The vaccination controversy is a twist on an old problem for the Republican Party: how to approach matters that have largely been settled among scientists but are not widely accepted by conservatives.

It is a dance Republican candidates often do when they hedge their answers about whether evolution should be taught in schools. It is what makes the fight over global warming such a liability for their party, and what led last year to a widely criticized response to the Ebola scare.

As concern spread about an Ebola outbreak in the United States, physicians criticized Republican lawmakers -- including Mr. Christie -- who called for strict quarantines of people who may have been exposed to the virus. In some cases, Republicans proposed banning people who had been to the hardest-hit West African countries from entering the United States, even though public health officials warned that would only make it more difficult to stop Ebola’s spread.

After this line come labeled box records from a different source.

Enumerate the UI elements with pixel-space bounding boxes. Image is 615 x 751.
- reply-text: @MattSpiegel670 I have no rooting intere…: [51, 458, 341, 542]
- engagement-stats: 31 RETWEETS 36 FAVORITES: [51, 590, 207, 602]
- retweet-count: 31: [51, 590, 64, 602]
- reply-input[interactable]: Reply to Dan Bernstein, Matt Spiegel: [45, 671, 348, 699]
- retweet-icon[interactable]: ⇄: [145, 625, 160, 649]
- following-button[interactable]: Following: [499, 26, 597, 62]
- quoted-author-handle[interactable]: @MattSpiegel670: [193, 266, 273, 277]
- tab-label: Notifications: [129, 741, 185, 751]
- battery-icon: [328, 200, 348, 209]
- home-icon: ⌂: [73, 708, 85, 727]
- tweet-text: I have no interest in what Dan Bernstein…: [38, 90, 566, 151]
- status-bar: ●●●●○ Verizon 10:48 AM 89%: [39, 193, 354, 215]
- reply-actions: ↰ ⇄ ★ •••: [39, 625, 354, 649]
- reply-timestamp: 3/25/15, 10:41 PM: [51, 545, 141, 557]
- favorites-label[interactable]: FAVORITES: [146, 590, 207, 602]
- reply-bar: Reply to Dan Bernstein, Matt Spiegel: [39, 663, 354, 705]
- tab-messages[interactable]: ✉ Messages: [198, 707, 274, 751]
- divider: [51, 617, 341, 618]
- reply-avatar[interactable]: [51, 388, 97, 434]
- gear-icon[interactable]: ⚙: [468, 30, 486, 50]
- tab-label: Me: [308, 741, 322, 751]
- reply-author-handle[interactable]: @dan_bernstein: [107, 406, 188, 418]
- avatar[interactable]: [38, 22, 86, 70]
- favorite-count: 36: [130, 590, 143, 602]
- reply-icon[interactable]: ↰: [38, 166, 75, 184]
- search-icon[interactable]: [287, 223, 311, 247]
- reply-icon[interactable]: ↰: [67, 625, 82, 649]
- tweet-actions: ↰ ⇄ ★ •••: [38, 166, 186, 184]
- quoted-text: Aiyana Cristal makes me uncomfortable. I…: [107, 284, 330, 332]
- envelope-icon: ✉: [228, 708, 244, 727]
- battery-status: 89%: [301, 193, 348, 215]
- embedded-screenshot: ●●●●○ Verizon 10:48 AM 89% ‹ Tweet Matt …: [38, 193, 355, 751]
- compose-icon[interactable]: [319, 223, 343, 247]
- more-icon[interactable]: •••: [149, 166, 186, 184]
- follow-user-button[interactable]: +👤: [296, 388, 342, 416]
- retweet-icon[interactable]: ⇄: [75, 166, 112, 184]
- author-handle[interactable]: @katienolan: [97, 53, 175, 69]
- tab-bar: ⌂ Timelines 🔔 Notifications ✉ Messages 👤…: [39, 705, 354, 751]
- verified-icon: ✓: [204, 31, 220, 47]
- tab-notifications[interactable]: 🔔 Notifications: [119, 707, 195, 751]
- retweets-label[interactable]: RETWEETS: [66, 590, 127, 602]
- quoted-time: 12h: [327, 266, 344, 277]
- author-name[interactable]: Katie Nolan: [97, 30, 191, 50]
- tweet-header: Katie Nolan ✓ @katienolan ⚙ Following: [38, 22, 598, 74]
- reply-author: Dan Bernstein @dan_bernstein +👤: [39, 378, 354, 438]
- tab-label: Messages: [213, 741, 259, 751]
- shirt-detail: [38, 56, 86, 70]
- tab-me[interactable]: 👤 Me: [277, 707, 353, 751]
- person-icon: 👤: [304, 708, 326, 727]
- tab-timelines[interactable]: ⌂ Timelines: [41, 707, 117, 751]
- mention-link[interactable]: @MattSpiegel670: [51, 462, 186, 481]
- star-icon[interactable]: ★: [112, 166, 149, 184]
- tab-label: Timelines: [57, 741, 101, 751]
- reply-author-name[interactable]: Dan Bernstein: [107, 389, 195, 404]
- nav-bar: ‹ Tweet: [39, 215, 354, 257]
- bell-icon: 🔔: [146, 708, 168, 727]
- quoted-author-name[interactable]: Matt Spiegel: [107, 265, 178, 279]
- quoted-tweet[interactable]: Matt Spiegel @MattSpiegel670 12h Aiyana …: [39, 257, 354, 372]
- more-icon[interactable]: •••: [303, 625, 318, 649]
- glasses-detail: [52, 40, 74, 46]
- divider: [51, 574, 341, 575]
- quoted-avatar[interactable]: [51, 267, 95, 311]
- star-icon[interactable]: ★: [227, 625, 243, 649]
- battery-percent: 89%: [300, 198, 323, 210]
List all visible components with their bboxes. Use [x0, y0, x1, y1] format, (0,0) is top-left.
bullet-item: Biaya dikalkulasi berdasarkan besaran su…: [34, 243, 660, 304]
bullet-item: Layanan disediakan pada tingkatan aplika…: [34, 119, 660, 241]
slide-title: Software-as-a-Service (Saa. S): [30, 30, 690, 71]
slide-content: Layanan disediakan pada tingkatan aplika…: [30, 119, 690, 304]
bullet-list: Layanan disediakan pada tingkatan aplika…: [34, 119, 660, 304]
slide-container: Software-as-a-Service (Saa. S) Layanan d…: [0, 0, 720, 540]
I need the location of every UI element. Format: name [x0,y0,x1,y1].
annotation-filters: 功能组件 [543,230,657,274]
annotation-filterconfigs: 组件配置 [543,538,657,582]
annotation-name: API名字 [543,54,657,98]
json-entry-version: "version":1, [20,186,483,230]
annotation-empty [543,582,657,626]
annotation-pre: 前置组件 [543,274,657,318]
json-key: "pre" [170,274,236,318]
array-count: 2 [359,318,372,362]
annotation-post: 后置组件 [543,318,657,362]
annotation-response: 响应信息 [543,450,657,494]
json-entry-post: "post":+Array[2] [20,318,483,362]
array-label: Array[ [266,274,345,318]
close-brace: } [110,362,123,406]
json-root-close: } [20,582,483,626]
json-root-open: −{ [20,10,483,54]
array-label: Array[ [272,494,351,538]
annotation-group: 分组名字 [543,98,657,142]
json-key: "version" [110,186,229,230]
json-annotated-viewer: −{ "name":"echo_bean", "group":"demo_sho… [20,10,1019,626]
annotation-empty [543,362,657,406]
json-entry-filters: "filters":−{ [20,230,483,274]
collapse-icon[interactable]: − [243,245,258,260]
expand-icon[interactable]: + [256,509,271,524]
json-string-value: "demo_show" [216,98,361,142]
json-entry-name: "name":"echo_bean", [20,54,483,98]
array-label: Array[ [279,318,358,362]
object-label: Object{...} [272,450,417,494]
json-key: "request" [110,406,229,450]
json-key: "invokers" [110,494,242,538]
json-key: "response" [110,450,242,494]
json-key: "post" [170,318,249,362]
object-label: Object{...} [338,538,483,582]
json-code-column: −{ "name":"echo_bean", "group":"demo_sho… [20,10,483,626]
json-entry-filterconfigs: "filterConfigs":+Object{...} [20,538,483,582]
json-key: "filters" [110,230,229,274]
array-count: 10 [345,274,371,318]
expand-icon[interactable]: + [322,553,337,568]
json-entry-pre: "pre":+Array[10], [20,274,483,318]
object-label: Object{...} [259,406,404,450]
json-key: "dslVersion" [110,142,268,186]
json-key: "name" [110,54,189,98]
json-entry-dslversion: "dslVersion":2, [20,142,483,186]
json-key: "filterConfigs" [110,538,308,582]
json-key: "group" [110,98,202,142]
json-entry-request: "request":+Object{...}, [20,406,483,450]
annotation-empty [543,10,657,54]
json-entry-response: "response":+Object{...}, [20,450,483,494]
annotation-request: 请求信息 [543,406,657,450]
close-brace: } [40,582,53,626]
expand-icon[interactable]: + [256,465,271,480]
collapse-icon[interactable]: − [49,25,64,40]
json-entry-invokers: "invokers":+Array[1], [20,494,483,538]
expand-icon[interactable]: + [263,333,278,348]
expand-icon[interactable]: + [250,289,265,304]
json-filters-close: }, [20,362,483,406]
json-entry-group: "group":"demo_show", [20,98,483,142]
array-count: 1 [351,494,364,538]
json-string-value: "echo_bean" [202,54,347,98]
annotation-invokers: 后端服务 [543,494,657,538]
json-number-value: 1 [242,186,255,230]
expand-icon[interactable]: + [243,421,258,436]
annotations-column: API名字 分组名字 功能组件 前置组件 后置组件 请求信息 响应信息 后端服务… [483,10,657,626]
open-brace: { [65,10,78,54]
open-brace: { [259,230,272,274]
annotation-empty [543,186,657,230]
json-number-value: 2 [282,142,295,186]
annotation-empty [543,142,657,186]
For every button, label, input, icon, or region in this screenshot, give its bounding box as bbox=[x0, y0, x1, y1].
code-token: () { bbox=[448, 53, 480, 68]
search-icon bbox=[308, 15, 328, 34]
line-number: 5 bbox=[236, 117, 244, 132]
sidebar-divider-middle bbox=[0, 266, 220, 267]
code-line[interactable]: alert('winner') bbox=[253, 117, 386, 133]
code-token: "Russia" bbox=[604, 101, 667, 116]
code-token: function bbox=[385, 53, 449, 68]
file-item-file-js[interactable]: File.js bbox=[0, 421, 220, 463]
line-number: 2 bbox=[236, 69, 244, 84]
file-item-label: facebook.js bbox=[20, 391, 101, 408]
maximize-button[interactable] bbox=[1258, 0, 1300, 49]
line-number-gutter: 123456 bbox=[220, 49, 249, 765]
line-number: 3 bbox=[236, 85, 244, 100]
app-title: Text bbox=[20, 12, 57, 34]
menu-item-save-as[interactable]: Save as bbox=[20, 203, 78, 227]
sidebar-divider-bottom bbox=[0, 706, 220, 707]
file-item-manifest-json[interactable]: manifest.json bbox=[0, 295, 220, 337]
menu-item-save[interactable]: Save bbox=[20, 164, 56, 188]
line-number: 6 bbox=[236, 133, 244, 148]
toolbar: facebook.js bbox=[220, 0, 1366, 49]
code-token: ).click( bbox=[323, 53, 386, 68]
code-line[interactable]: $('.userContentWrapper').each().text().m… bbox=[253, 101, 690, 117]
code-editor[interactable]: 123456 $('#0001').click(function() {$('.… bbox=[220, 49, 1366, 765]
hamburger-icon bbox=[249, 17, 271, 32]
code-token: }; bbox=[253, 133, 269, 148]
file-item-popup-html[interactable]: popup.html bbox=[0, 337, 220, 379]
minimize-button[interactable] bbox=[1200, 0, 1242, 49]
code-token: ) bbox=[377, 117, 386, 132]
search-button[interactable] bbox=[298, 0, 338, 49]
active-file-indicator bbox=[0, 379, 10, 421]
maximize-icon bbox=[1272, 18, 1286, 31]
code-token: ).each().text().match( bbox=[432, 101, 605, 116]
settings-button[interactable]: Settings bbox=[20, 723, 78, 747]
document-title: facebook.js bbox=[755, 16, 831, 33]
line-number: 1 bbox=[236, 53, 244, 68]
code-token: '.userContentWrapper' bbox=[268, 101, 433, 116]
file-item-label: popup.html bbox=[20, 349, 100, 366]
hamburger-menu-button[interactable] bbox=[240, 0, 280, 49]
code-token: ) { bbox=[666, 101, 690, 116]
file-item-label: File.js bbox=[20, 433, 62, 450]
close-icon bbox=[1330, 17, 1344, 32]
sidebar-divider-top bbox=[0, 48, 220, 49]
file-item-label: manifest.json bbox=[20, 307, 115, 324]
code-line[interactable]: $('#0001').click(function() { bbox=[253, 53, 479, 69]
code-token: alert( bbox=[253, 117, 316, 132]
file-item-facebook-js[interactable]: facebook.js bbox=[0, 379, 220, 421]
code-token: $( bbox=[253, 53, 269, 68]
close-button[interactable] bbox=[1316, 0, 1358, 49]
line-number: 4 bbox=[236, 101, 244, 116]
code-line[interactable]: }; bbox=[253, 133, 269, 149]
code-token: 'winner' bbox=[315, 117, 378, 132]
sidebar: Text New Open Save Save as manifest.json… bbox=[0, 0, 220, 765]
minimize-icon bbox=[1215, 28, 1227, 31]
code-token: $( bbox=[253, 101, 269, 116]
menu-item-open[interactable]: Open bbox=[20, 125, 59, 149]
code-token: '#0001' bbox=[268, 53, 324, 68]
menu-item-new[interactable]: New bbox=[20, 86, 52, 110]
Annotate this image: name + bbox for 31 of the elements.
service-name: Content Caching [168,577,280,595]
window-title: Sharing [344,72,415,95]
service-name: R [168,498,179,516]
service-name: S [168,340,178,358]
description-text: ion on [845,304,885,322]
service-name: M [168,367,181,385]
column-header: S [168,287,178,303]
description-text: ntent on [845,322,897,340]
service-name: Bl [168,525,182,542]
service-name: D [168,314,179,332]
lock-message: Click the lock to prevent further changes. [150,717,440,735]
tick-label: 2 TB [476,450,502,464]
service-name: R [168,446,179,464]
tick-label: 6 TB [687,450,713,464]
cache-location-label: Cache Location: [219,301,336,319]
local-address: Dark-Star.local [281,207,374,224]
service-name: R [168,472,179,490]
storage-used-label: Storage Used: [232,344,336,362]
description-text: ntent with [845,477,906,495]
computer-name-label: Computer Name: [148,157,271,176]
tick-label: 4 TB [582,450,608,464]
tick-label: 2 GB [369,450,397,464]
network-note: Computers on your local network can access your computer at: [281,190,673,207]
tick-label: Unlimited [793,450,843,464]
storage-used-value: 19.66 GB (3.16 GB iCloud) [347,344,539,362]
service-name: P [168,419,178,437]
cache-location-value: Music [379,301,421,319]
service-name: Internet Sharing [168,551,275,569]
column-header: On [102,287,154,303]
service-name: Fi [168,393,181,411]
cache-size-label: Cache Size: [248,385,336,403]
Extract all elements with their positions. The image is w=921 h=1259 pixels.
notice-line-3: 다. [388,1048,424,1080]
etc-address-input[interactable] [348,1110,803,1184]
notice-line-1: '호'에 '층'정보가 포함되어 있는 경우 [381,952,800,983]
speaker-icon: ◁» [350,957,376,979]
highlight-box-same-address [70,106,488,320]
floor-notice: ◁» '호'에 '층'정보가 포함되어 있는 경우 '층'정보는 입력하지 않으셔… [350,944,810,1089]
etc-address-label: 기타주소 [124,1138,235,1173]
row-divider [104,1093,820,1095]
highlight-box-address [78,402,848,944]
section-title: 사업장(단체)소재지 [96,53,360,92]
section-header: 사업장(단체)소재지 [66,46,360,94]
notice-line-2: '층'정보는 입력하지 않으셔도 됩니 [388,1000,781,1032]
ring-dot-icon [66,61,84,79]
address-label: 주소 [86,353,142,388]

On climate change, the party has struggled with how to position itself, with some Republicans inviting mockery for questioning the established science that human activity is contributing to rising temperatures and sea levels.

The reporters finally admitted that many leftists were also forgoing vaccinations, but didn't term them anti-science, merely worried about autisim:

The debate does not break entirely along right-left lines. The movement to forgo vaccinations has been popular in more liberal and affluent communities where some parents are worried that vaccines cause autism or other disorders among children.

Meanwhile, conservative opponents didn't even merit that thin reed of rationalization:

The issue has more political potency among conservative voters who are highly skeptical of anything required by the government.

After noting that two potential GOP candidates, Wisconsin Gov. Scott Walker and former Arkansas Gov. Mike Huckabee, were pro-vaccination, Peters concluded by portraying potential candidate Sen. Rand Paul as snappish and irritable on the mandatory vaccination controversy.

But for Republicans like Mr. Paul who appeal to the kind of libertarian conservatives who are influential in states like Iowa and New Hampshire, which hold the first two contests in the battle for the nomination, there is an appeal in framing the issue as one of individual liberty.

Asked about immunizations again later on Monday, Mr. Paul was even more insistent, saying it was a question of “freedom.” He grew irritated with a CNBC host who pressed him and snapped: “The state doesn’t own your children. Parents own the children.”